Mr Blair would thus have been more correct to observe that the modern media occupy a madhouse. Everyone is constantly screaming, with nothing much happening. This creates an unpleasant environment, in itself, but usually not a life-threatening one.
That we (journalists) are feral, and hunt in packs, I take as obvious. More true, perhaps, than Mr Blair acknowledged. On the CNN analogy above, it will be seen that we compare to a school of piranhas. I have attended quite a few press conferences in my life (none in the last ten years), and have witnessed incredible spectacles of aggression. Never once from the person who called the press conference. The expression “feeding frenzy” is often used, and is perhaps the mot juste. For the spectacle is not triggered by any desire to elicit information.
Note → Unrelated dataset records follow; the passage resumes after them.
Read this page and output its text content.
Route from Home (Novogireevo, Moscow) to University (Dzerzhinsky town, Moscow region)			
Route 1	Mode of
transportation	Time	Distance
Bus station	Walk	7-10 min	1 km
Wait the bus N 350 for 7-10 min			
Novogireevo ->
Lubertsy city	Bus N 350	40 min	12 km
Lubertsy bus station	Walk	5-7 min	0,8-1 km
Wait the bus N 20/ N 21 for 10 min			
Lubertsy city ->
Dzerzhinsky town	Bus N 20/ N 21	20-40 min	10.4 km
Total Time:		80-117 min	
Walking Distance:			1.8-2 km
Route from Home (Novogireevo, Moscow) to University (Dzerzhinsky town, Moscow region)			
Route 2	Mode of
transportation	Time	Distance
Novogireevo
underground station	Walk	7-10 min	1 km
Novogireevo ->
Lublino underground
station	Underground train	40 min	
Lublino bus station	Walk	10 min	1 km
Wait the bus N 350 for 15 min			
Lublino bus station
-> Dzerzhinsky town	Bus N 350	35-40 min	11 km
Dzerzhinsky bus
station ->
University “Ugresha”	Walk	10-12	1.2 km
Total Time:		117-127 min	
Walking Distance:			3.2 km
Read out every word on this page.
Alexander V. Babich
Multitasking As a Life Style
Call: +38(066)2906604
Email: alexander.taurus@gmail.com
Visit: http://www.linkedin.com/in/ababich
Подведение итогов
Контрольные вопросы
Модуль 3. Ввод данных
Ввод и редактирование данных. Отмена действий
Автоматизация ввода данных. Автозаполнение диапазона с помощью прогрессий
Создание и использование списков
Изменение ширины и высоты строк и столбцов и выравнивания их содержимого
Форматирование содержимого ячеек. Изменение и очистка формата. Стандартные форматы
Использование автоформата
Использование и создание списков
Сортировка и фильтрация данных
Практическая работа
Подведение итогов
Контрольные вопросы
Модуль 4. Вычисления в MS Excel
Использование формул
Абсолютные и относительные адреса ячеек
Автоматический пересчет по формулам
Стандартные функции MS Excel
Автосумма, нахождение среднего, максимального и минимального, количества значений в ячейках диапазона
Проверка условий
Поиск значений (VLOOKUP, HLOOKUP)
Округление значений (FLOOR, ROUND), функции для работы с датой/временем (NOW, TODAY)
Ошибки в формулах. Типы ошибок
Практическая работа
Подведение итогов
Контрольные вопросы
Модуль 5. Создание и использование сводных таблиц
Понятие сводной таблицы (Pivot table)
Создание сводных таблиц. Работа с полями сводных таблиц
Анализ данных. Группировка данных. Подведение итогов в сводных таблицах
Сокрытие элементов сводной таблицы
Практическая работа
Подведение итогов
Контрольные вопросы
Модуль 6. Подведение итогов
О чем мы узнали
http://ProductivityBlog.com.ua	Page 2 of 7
Rather, it is triggered when the journalists smell blood in the water, and resolve, as a school, on the angle of attack. It is that primitive, and therefore understandable desire, to be in on the kill.
But do the media by such practices make sensible government impossible? I think this is so, but only in two indirect ways.
The first is that the media have sufficient power, through repetition of small bites, to excite the fight-or-flight impulse in the politician. And since he is a politician, that will almost invariably mean flight. A politician can thus be easily panicked into abandoning any sensible policy, by a media-created sensation of alarm.
“In these modes it is like a feral beast, just tearing people and reputations to bits,” Mr Blair said.
The second, and more effective way, is in what he implied, not what he stated. Good, or anyway, decent men and women, will not get into government, because they will not put their families through that. And even those acting alone will have too much self-respect, to lower themselves into piranha-infested waters. The way Mr Blair did, when he made his remarks.
What can I prescribe? Nothing "systemic." Only something profoundly naive. We need journalists who are more honest and decent, and politicians, ditto. This necessarily means, people willing to make personal sacrifices, and take hits, and suffer lies, and be demonized, and often defeated -- turned out of office or their jobs -- for doing consistently what honesty and decency require. For just one man like that, makes more difference than a thousand of the commoner sort, and will inspire many.